Dual enhancement design of charge separation and CO2 adsorption by Na and amination treatment in g-C3N4 for efficient CO2 photoreduction

The high electron-hole recombination rate and low CO2 adsorption ability restrain the CO2 photoreduction performance of graphitic carbon nitride (g-C3N4, CN). This study designed a Na-doped and amino-loaded g-C3N4 (CN-NN) to synergistically improve the charge separation and CO2 adsorption ability of CN. The CN-NN was fabricated by thermal polymerization of melamine with NaCl and NH4Cl.
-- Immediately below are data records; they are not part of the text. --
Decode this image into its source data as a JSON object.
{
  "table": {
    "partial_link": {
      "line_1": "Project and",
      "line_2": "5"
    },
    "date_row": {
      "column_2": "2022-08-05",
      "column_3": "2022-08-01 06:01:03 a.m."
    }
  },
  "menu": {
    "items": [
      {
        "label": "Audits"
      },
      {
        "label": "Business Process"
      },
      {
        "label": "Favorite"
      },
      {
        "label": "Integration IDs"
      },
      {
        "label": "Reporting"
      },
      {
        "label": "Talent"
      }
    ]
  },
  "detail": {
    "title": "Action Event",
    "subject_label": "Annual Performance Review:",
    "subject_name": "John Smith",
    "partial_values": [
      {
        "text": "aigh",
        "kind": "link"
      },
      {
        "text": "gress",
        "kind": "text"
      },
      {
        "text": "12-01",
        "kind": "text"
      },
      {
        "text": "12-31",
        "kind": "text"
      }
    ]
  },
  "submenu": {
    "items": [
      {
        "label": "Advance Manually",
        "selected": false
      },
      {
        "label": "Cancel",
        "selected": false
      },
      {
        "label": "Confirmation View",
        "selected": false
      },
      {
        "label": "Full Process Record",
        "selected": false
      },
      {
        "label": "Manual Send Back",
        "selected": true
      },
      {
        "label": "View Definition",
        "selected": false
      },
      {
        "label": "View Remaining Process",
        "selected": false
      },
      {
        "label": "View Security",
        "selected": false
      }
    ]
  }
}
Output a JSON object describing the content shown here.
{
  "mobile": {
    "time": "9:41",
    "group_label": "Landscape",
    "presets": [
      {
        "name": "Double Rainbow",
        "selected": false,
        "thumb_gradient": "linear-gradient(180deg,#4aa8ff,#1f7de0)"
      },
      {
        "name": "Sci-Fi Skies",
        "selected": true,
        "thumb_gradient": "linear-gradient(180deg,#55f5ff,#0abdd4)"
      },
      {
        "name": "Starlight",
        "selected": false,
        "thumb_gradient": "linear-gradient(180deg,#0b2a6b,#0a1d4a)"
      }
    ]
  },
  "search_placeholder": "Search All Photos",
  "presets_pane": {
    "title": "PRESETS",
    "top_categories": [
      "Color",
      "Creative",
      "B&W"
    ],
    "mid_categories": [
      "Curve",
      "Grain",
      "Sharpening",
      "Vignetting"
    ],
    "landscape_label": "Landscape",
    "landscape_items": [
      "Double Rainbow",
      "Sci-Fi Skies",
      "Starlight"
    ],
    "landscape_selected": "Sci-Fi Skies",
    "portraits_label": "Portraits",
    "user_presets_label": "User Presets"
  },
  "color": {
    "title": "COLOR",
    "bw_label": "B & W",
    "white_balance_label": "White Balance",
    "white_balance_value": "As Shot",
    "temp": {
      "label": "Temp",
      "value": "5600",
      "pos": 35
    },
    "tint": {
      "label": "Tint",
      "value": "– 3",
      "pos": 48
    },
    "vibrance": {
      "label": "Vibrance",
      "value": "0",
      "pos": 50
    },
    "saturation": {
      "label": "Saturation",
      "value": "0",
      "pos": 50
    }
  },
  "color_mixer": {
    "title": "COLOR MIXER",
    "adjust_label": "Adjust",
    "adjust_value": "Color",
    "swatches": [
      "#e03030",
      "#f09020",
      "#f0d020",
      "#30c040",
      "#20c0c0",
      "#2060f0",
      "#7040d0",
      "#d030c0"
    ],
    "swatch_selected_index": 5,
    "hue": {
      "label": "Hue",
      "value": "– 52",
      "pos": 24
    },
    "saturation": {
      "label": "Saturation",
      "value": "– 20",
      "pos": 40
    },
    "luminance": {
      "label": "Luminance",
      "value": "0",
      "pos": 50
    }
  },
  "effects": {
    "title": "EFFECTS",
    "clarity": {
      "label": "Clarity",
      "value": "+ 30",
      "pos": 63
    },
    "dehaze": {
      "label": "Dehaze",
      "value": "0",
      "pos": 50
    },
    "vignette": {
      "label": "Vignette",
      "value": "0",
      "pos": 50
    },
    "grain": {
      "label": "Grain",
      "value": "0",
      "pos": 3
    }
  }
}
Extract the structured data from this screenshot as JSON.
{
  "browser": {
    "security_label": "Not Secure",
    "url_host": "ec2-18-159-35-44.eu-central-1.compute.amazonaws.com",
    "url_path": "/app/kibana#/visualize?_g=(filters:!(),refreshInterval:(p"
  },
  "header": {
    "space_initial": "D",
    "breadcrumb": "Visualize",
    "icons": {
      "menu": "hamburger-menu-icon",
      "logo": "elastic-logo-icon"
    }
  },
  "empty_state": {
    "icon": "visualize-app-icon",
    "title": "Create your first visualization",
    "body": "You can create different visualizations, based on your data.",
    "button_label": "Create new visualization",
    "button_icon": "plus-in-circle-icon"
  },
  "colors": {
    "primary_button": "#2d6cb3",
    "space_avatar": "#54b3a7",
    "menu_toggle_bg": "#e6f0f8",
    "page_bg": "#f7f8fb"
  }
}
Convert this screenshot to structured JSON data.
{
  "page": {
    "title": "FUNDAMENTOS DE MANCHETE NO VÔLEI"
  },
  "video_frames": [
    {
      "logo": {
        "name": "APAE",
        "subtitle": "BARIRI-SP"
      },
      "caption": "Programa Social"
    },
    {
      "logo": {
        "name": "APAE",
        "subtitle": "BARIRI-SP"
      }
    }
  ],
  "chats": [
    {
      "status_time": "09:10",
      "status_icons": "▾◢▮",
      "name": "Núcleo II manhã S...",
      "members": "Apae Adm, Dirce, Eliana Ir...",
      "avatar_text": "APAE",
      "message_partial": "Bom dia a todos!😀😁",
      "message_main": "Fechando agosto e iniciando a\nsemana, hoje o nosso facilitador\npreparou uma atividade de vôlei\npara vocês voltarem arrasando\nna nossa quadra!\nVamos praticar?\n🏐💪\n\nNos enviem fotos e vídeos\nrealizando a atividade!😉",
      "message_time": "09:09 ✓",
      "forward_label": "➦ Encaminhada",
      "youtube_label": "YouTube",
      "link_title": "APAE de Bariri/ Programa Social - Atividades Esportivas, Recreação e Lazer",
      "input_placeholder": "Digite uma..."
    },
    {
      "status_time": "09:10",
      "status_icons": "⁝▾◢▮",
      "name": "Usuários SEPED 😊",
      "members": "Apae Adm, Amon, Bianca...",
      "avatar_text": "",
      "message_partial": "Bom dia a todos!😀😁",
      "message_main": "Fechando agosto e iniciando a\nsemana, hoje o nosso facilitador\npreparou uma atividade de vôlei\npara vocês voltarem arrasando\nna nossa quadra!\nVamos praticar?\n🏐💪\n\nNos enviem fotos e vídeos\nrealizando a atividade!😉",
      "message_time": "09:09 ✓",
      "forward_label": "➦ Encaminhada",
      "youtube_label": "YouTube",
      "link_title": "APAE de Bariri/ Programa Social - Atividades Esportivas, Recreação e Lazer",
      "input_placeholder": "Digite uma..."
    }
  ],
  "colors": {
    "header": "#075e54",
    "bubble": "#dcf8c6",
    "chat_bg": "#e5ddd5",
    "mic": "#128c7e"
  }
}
CN-NN presented a CO yield of 7.17 mu mol g-1 h- 1, 4.29 times of CN. The CO yield of CN-NN is also much higher than the sum of those of single Nadoped and amino-loaded g-C3N4. This significant improvement was primarily due to the synergistical effect of Na doping and amino loading. Na doping broadened the light absorbance region and improved the charge separation and migration efficiency. Based on Na doping, amino loading further reduced the charge transfer resistance, and enhanced the adsorption of CO2. In-situ DRIFTS tests showed that CN-NN transferred CO2 to CO through sequential intermediates of CO2*, COOH*, and CO*, and CN-NN presented stronger activation of CO2 and production of COOH* than CN. Further DFT calculations indicated that CN-NN owned a more discrete distribution of the valance band maximum (VBM) and the conduction band minimum (CBM), and the product CO molecules were more easily to desorb from CN-NN than from CN. These further promoted the electron-holes separation and improved the CO production. This study proposes a novel strategy of dual treatment by Na and amination to synergistically enhance the CO2 photoreduction performance of g-C3N4.